Syndica / sig

a Solana validator client implementation written in Zig
https://syndica.io/sig
Apache License 2.0
219 stars 34 forks source link

gossip: Random test failure in gossip test "test filtering values works" #157

Open InKryption opened 5 months ago

InKryption commented 5 months ago

Description

At random, this line in the referenced test will fail:

https://github.com/Syndica/sig/blob/a5d1f34d8a93f0d101e58e2a5aa2a8a5126a632f/src/gossip/pull_response.zig#L143

I currently do not have a stacktrace demonstrating this behavior, because I do not know the circumstances under which this failure occurs.

How to Reproduce the Bug

run zig build test -Dfilter="gossip.pull_response: test filtering values works" and pray

Additional Context

It should be noted that the function being tested, named filterSignedGossipDatas, currently instantiates and uses a PRNG seeded with std.time.milliTimeStamp(), which could explain its seemingly random and unreproducible behavior.

What would be ideal is capturing a stack trace of this occurring, as well as the exact or approximate timestamp at which this failure occurs, to diagnose what random values can cause such a failure, and identify what circumstances they lead to which must be guarded against.
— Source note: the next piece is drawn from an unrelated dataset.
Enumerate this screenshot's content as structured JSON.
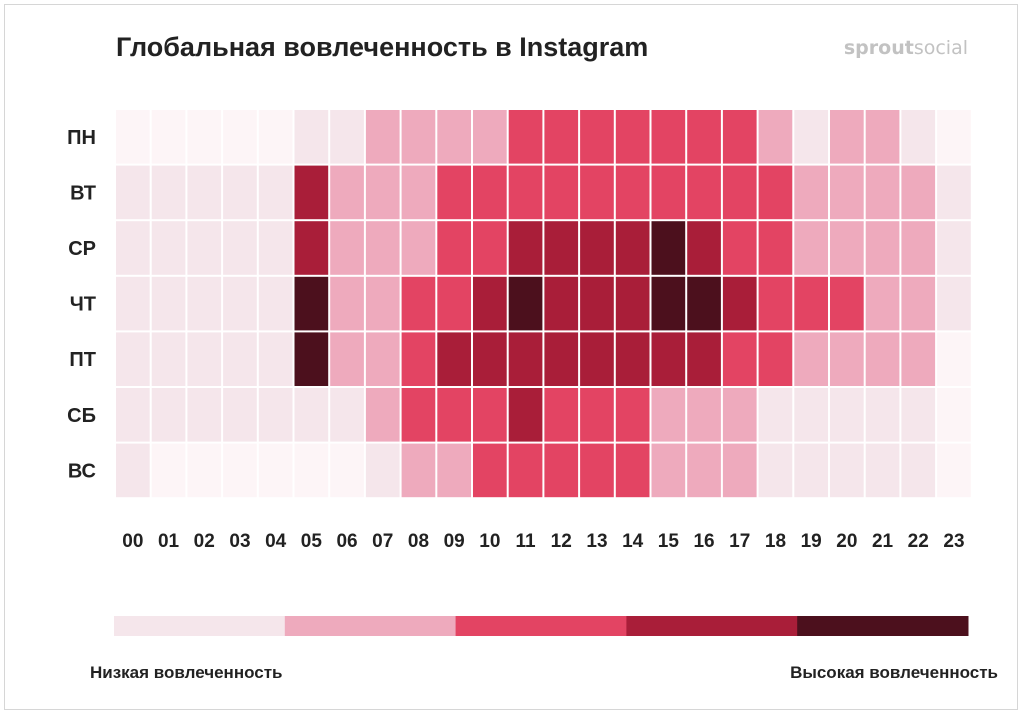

At the time of writing I plan on pushing a change which would help in the above goals, without needing to actively search for this mythical seed.

InKryption commented 5 months ago

Sorry, I'd like to keep this open until we actually have it solved. The code for helping us solve it is in place, it just needs to randomly occur at some point, or the code needs to fundamentally change such that we can guarantee it won't.

0xNineteen commented 5 months ago

just hit it - The failing seed is: '1718031575764'

InKryption commented 5 months ago

Can confirm that using '1718031575764' as the seed consistently reproduces the failure state.

dnut commented 5 months ago

another one: (first in list below)

EDIT: i'll keep adding them to this list as i see them:

InKryption commented 5 months ago

Can't reproduce the behavior using '1718158590375'.

InKryption commented 5 months ago

I just noticed there's another non-deterministic element, the filter parameter: https://github.com/Syndica/sig/blob/488fb37f00d2fd46a1dbb92d315b04d8f53fe903/src/gossip/pull_response.zig#L136

generated here: https://github.com/Syndica/sig/blob/488fb37f00d2fd46a1dbb92d315b04d8f53fe903/src/gossip/pull_response.zig#L102-L110

is random as well, because of this chain of code:

which means there's another source of RNG also based on std.time.milliTimestamp.

I think we should do an audit on this, and overall replace all uses of std.time.milliTimestamp as a seed that aren't obviously at the highest level of code, with a std.Random interface parameter, or a pointer to a concrete PRNG implementation if specific random behavior is desired/required.

0xNineteen commented 5 months ago

yeah pulling out the random seeds to deterministic would be good - we can create a ticket - kind of low priority right now

https://github.com/orgs/Syndica/projects/2/views/1?pane=issue&itemId=67168458

InKryption commented 4 months ago

New failing seed caught in CI: https://github.com/Syndica/sig/actions/runs/9811929838/job/27094994026?pr=189 Seed number is '1720202203195'.

InKryption commented 4 months ago

https://github.com/Syndica/sig/actions/runs/9897406056/job/27341819918#step:4:1

We got another one: '1720726415143'

dnut commented 2 months ago

This is still a problem. I saw a failure on the latest commit for seed 1725458185024. See my comment above for a list I'll keep updating as I see more failures.